社会人MBA-技術者編

January 29, 2007

談合から考える

経営スタイルにおいて、日本にアメリカ式は合わない。アメリカ式が「良い」とか「悪い」といった問題ではなく、そもそも文化が異なるのであるから仕方がない。なぜ、未だに模倣しようとするのであろうか?

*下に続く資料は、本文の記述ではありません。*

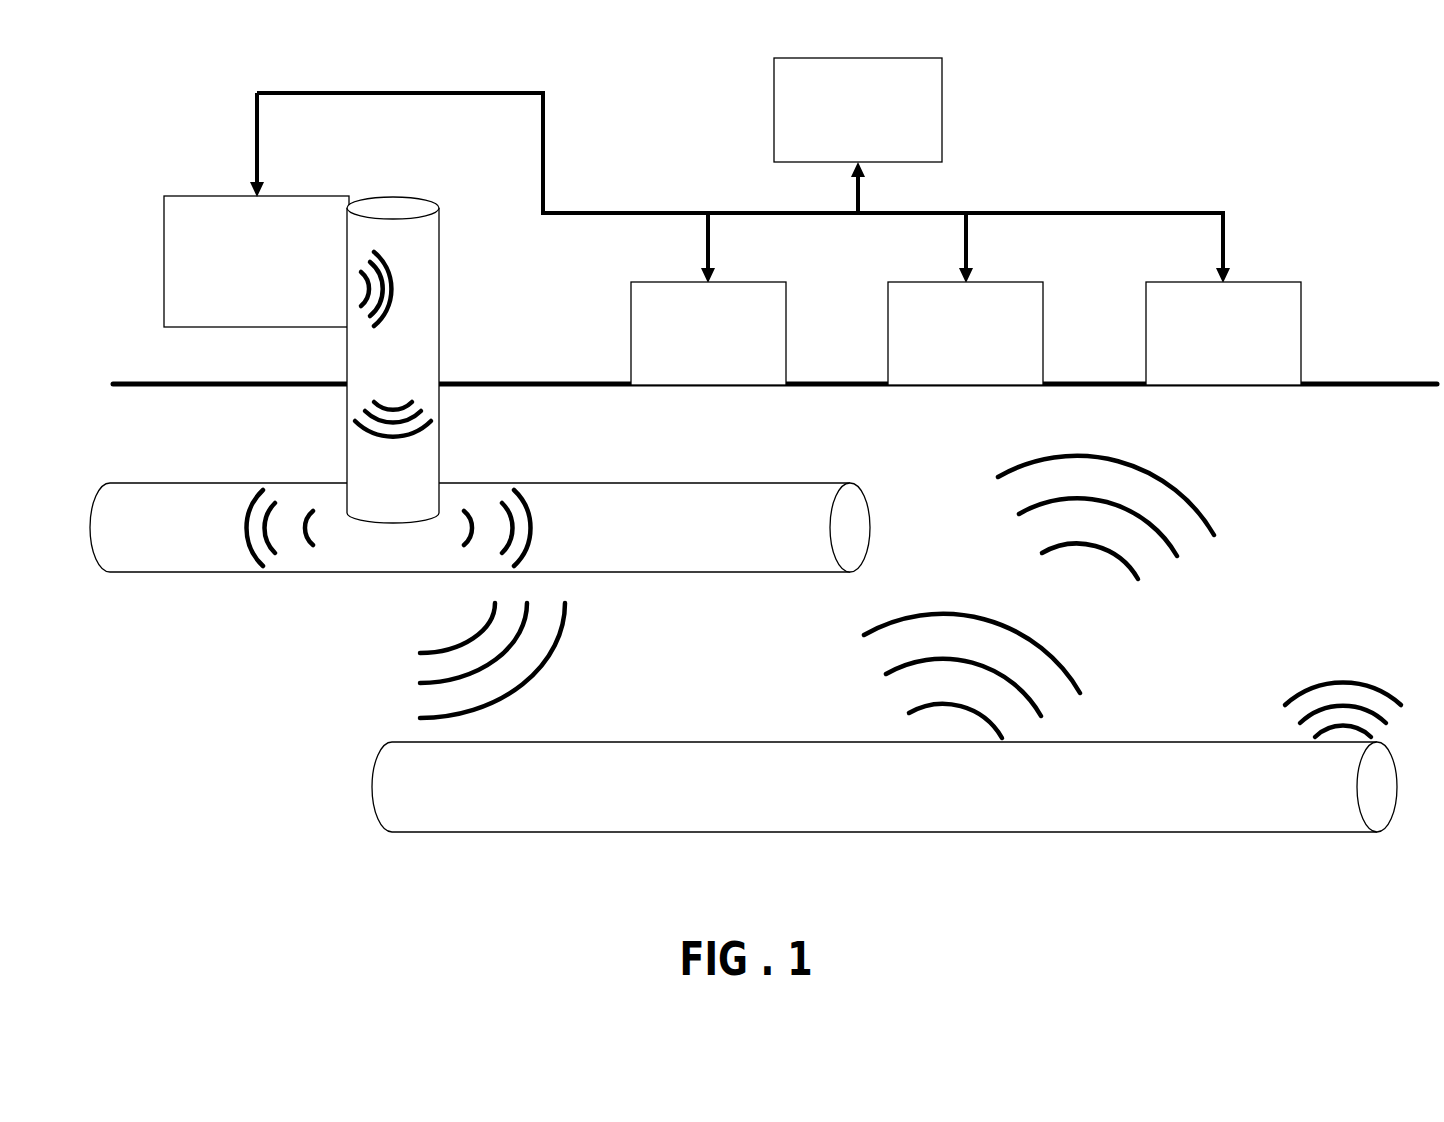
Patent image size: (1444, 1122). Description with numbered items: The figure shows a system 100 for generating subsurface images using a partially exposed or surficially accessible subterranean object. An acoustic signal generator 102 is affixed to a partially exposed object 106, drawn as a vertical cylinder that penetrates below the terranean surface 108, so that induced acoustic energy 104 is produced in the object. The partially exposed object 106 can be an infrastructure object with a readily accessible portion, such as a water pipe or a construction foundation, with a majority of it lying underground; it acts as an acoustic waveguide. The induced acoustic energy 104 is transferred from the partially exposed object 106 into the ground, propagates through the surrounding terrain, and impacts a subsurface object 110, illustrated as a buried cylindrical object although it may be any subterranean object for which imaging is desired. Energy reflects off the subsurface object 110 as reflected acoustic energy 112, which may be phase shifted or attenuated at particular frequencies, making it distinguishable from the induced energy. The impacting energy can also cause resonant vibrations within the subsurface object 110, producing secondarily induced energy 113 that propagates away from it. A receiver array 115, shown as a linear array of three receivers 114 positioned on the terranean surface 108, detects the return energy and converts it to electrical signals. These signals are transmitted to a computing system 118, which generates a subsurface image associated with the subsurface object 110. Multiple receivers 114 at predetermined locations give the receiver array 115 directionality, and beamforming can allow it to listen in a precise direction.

The system 100 is at (213, 101).
The acoustic signal generator 102 is at (256, 261).
The induced acoustic energy 104 is at (396, 248).
The partially exposed object 106 is at (480, 600).
The terranean surface 108 is at (1389, 383).
The subsurface object 110 is at (884, 787).
The reflected acoustic energy 112 is at (1060, 550).
The secondarily induced energy 113 is at (1360, 694).
The receivers 114 is at (966, 333).
The receiver array 115 is at (775, 221).
The computing system 118 is at (858, 110).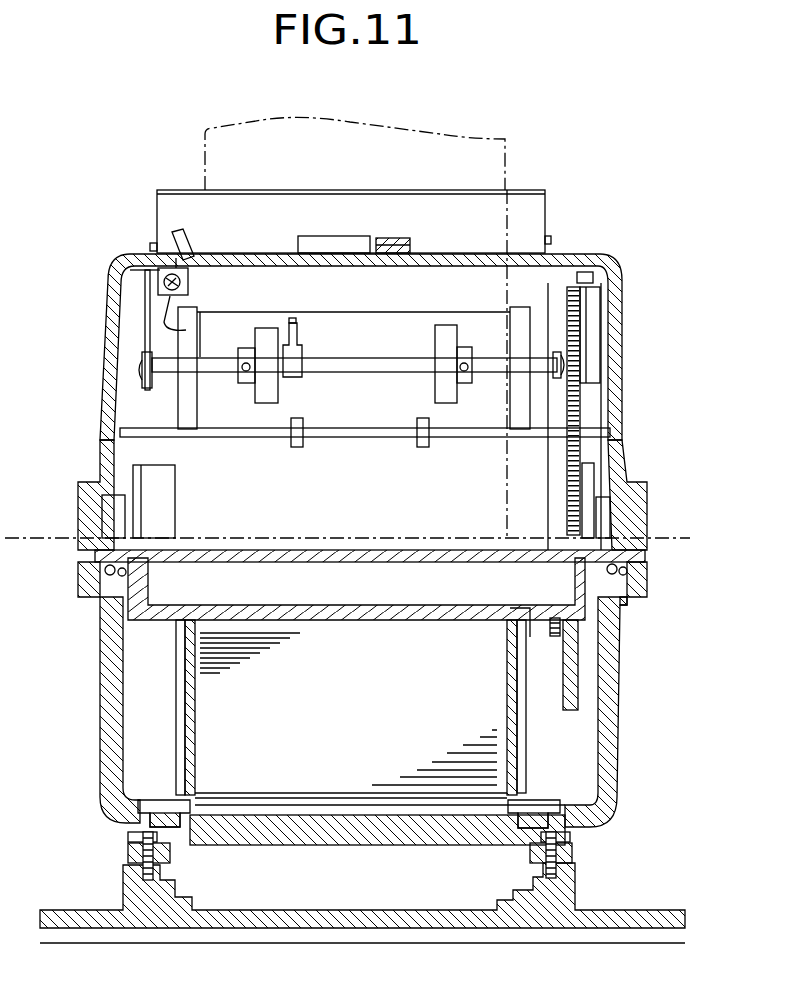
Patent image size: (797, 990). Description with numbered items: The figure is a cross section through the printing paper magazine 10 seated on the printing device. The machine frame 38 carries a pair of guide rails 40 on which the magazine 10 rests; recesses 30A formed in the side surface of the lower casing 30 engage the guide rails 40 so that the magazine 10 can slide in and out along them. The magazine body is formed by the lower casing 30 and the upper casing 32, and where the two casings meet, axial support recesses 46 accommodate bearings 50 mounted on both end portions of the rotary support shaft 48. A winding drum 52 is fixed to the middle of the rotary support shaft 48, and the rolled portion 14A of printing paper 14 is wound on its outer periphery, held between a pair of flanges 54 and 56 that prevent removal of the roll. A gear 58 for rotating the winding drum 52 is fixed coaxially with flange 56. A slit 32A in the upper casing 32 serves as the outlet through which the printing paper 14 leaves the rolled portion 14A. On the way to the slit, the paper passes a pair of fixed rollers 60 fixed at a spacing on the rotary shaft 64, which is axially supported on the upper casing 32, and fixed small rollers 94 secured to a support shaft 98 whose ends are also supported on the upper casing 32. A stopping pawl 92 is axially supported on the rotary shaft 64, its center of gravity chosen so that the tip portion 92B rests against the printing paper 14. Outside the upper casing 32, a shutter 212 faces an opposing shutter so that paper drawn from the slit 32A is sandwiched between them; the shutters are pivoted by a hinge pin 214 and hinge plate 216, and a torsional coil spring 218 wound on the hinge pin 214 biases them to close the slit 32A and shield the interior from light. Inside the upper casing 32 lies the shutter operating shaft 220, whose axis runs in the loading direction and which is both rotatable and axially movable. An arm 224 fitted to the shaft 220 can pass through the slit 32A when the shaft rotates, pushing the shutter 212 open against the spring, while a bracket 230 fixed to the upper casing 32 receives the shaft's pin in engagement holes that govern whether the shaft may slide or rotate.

The magazine 10 is at (672, 288).
The printing paper 14 is at (505, 168).
The rolled portion 14A is at (346, 785).
The lower casing 30 is at (620, 712).
The recesses 30A is at (173, 848).
The upper casing 32 is at (624, 378).
The slit 32A is at (525, 262).
The machine frame 38 is at (400, 920).
The guide rails 40 is at (150, 822).
The axial support recesses 46 is at (110, 508).
The rotary support shaft 48 is at (622, 620).
The bearings 50 is at (110, 527).
The winding drum 52 is at (508, 640).
The flange 54 is at (526, 708).
The flange 56 is at (178, 737).
The gear 58 is at (608, 448).
The fixed rollers 60 is at (278, 392).
The rotary shaft 64 is at (400, 358).
The stopping pawl 92 is at (302, 349).
The tip portion 92B is at (298, 322).
The fixed small rollers 94 is at (296, 447).
The support shaft 98 is at (363, 437).
The shutter 212 is at (547, 206).
The hinge pin 214 is at (150, 246).
The hinge plate 216 is at (348, 243).
The torsional coil spring 218 is at (406, 238).
The shaft 220 is at (198, 328).
The arm 224 is at (178, 235).
The bracket 230 is at (190, 292).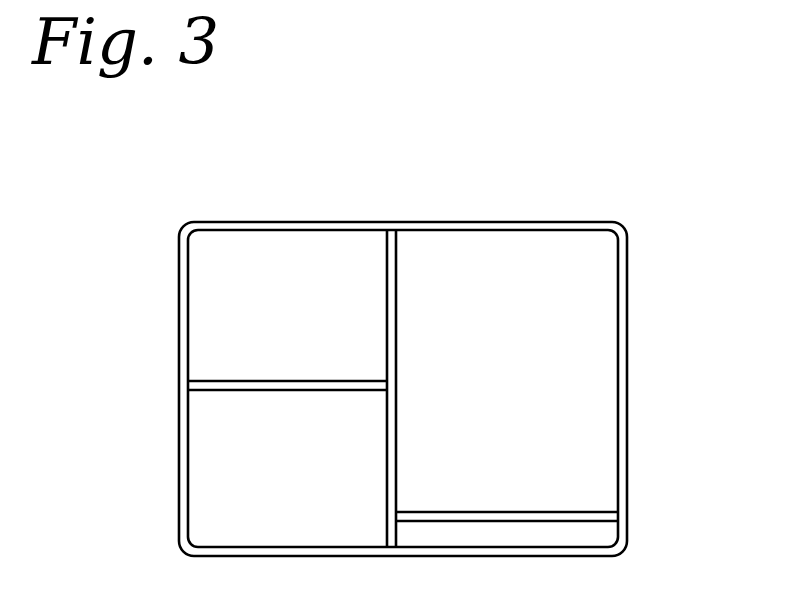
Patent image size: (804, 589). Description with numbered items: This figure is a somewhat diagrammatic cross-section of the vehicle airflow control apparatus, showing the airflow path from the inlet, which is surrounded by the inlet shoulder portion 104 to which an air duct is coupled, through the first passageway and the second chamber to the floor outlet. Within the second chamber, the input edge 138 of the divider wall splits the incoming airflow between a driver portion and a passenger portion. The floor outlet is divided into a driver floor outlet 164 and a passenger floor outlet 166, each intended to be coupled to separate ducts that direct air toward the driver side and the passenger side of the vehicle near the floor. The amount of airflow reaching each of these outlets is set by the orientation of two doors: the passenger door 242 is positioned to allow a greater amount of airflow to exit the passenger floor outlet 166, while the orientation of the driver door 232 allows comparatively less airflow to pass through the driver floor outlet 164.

The inlet shoulder portion 104 is at (627, 345).
The input edge 138 is at (393, 243).
The passenger door 242 is at (270, 247).
The passenger floor outlet 166 is at (212, 447).
The driver door 232 is at (525, 238).
The driver floor outlet 164 is at (607, 528).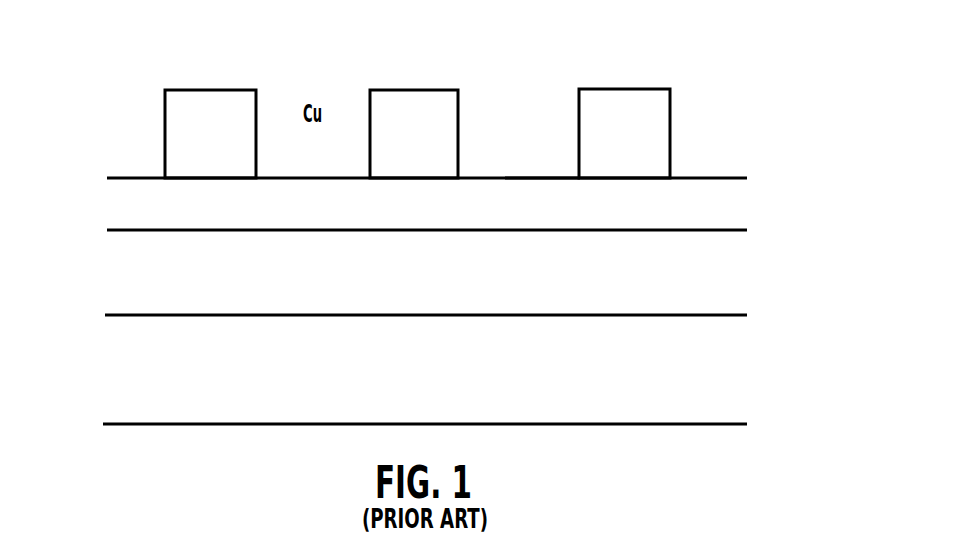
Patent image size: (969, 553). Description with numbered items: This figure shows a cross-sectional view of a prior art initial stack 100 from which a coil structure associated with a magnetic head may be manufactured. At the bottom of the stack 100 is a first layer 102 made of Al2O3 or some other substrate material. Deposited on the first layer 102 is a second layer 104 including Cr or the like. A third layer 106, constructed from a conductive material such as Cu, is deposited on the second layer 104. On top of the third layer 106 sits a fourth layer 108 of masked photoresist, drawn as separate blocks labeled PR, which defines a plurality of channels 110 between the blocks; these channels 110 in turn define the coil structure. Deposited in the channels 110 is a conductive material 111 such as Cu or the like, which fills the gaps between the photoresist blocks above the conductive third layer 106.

マーケティングがわからないマーケッターの情報を戦略が立てられない経営陣が重宝する。数百万個に一個のエラー率しか出さない優秀な日本の技術者は、その技術が万全であると勘違いしている。
もともと、発展してきたビジネスが、短期間で回収できるビジネスシステムではないのに、四半期の業績を重視し、リスクを背負わせ、責任を被せる。実務の現場では一体何人が倒れただろうか?

どうしてしまったのだろうか?

少し観点を変えて、日本独特の談合のシステムを考える(談合はしてはいけません!!)。
製品・サービスは、価格競争に入ると終わりである。儲からないので撤退しかない。
談合なきシステムは、まさに、終焉への投票である。だから、業界を守るために行なわれ始めた。日本の複雑な流通と同様、談合は外的(日本国外から)には、高い参入障壁となるが、内的には、産業の発展が鈍化する傾向にある。
が、産業の発展が鈍化すれば、それだけ長い期間、衰退期へ入ることがないので、好都合なシステムであった。製薬では最も言えることだが、企業が何年もかけて開発した技術が、いきなり価格競争に入ってしまっては、開発費用の回収が出来ない。ジレンマである。

そういった意味では、最初に高いプレミアムを払ってくれる顧客が、間接的にではあるが、イノベーションの源泉となっている、とも言える。これがなければ、企業は開発をしない。ありきたり技術の集合体であるアーキテクチャーに魅力あるものは少ない。(少し議論がリニアになりましたが・・・)

「良いものだから安いはずだ」は大きな勘違いである。
ならば、日本はカローラだらけになってしまうではないか(実際1位ですが・・・)。

・・・良いものだから、安くなっていくのである。